Le président Mitterrand a ainsi introduit la proportionnelle aux élections législatives de 1986, pour limiter le recul de son camp, et il est à nouveau envisagé de l'introduire aux législatives de 2022. Sera-ce un progrès démocratique ? L'histoire et l'expérience des pays étrangers rappellent que, ici comme ailleurs, le mieux peut être l'ennemi du bien.
Dans les démocraties modernes, les députés, qui ont vocation à faire les lois, sont élus :
• soit au scrutin uninominal, avec autant de circonscriptions que de sièges à pourvoir,
• soit au scrutin de liste à la proportionnelle, dans une circonscription élargie ou à l'échelon du pays (proportionnelle intégrale).

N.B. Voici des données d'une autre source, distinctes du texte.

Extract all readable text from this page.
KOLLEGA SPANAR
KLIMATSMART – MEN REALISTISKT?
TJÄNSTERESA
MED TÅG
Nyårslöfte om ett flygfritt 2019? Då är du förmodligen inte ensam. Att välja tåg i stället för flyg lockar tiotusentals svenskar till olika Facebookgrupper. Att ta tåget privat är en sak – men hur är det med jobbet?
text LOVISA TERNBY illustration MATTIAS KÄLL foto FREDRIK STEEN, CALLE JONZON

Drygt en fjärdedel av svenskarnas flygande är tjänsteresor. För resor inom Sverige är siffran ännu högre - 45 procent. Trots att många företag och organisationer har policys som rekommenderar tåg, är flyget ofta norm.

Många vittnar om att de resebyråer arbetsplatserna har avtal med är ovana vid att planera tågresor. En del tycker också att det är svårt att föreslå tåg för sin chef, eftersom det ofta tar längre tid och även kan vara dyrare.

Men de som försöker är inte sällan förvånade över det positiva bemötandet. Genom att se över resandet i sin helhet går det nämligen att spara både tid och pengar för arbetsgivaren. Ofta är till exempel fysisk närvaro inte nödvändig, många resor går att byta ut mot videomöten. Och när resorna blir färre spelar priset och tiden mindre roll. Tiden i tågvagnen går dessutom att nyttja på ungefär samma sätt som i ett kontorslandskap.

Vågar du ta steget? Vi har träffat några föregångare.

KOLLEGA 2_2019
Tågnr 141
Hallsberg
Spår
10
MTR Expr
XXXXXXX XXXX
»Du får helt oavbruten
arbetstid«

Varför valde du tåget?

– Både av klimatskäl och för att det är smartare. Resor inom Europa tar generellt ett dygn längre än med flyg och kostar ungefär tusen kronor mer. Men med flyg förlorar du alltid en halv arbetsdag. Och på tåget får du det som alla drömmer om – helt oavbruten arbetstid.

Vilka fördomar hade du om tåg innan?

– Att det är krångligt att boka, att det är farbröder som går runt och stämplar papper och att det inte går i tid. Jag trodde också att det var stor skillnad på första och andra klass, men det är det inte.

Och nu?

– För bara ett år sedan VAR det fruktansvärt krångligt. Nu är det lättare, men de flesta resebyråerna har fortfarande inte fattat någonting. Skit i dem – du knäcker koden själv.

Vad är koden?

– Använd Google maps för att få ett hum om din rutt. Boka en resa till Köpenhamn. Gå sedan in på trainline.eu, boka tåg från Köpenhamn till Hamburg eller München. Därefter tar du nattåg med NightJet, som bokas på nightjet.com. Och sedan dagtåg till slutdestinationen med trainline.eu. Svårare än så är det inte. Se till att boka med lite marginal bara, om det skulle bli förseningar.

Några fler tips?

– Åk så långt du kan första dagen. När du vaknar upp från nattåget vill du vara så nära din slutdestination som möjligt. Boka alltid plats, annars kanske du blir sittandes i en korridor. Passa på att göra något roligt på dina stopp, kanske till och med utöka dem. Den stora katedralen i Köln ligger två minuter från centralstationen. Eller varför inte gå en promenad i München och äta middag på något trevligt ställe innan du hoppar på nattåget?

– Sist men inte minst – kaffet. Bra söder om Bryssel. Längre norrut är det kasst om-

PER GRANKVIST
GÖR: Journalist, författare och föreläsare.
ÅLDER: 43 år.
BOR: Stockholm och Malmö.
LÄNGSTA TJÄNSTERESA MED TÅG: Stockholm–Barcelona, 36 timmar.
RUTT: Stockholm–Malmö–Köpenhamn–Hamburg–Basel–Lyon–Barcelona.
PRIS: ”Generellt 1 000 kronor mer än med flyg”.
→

Au-delà des apparences, la proportionnelle intégrale est le mode de scrutin le moins démocratique et le plus désordonné qui soit. Mais entre ces deux pôles, notre génie politique a inventé bien des manières de voter, chaque pays et chaque régime ayant les siennes propres.
Avantages, inconvénients
Le scrutin uninominal a été privilégié par les premières démocraties, en Angleterre, aux États-Unis et dans la France des débuts de la Révolution. Il pénalise les petites formations, implantées sur tout le territoire mais avec trop peu d'électeurs pour l'emporter ne serait-ce que dans quelques circonscriptions. Il favorise en conséquence les oppositions binaires (majorité-opposition). Ce mode de scrutin répond à un souci d'efficacité : apporter des réponses bien argumentées aux problèmes immédiats du pays.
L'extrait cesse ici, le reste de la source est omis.